🤖 AI Summary
This study investigates how the geometric structure of token embeddings in large language models (LLMs) influences next-token prediction performance. Method: We propose a systematic empirical measurement framework that integrates geometric metrics—including intrinsic dimensionality, neighborhood overlap, and cosine similarity—and quantitatively correlates them with per-layer cross-entropy loss for the first time. Contribution/Results: We find that high prediction loss consistently corresponds to higher-dimensional embedding spaces, revealing an implicit link between geometric dimensionality and model uncertainty; this correlation vanishes under token shuffling, confirming the decisive role of syntactic and semantic structure in shaping embedding geometry. Furthermore, layer-wise geometric evolution analysis characterizes a dynamic transition from discretized to manifold-like representations across layers. These findings establish embedding geometry as an interpretable proxy for predictive performance, offering a novel perspective for model diagnosis and optimization.
📝 Abstract
We investigate the relationship between the geometry of token embeddings and their role in the next token prediction within transformer models.
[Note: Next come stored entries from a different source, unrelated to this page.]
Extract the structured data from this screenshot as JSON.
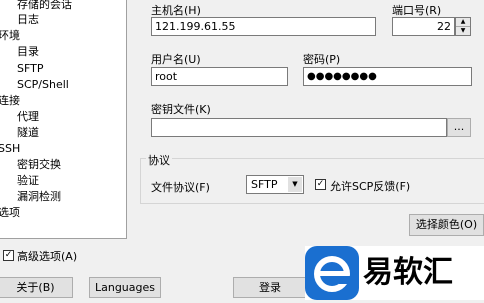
{
  "tree": {
    "items": [
      "存储的会话",
      "日志",
      "环境",
      "目录",
      "SFTP",
      "SCP/Shell",
      "连接",
      "代理",
      "隧道",
      "SSH",
      "密钥交换",
      "验证",
      "漏洞检测",
      "选项"
    ]
  },
  "session": {
    "host_label": "主机名(H)",
    "host_value": "121.199.61.55",
    "port_label": "端口号(R)",
    "port_value": "22",
    "user_label": "用户名(U)",
    "user_value": "root",
    "password_label": "密码(P)",
    "password_value": "●●●●●●●●",
    "keyfile_label": "密钥文件(K)",
    "keyfile_value": "",
    "browse_label": "..."
  },
  "protocol": {
    "group_title": "协议",
    "file_protocol_label": "文件协议(F)",
    "file_protocol_value": "SFTP",
    "allow_scp_label": "允许SCP反馈(F)",
    "allow_scp_checked": true
  },
  "footer": {
    "choose_color": "选择颜色(O)",
    "advanced": "高级选项(A)",
    "advanced_checked": true,
    "about": "关于(B)",
    "languages": "Languages",
    "login": "登录"
  },
  "watermark": {
    "text": "易软汇"
  }
}
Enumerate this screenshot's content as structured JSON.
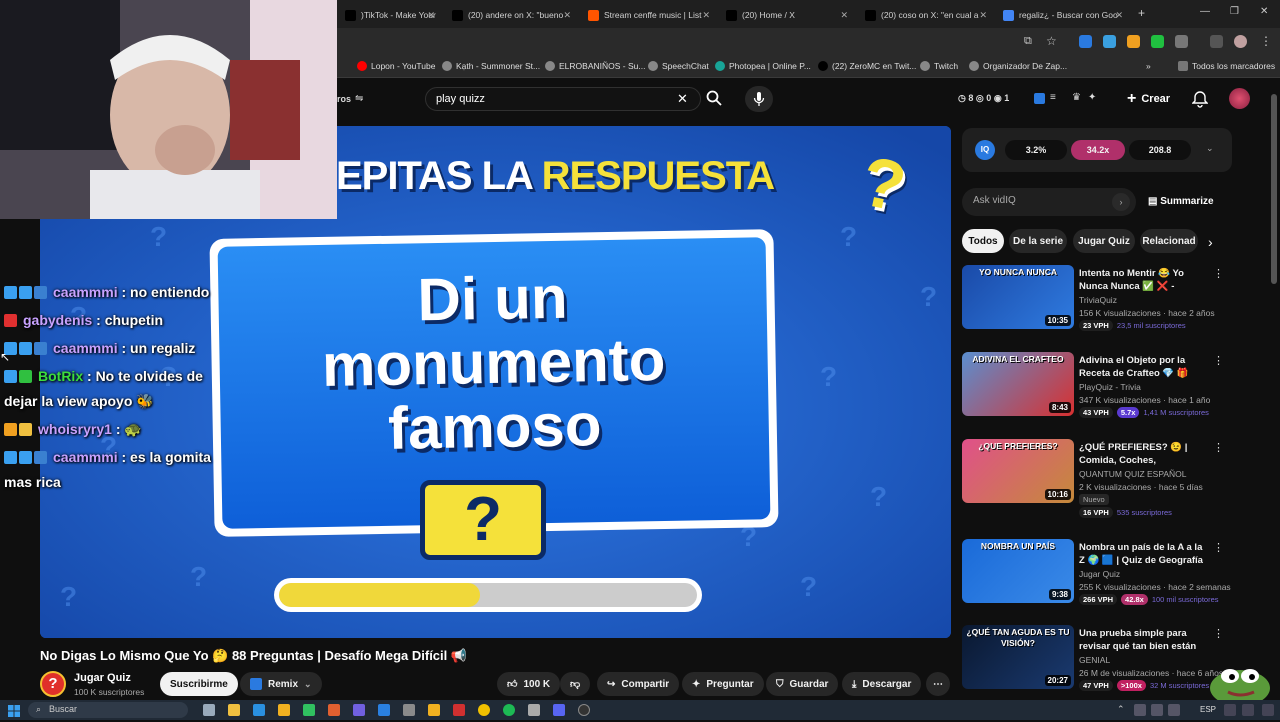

An important aspect of this connection uses the notion of empirical measure, which encodes the distribution of token point clouds across transformer layers and drives the evolution of token representations in the mean-field interacting picture. We use metrics such as intrinsic dimension, neighborhood overlap, and cosine similarity to observationally probe these empirical measures across layers. To validate our approach, we compare these metrics to a dataset where the tokens are shuffled, which disrupts the syntactic and semantic structure. Our findings reveal a correlation between the geometric properties of token embeddings and the cross-entropy loss of next token predictions, implying that prompts with higher loss values have tokens represented in higher-dimensional spaces.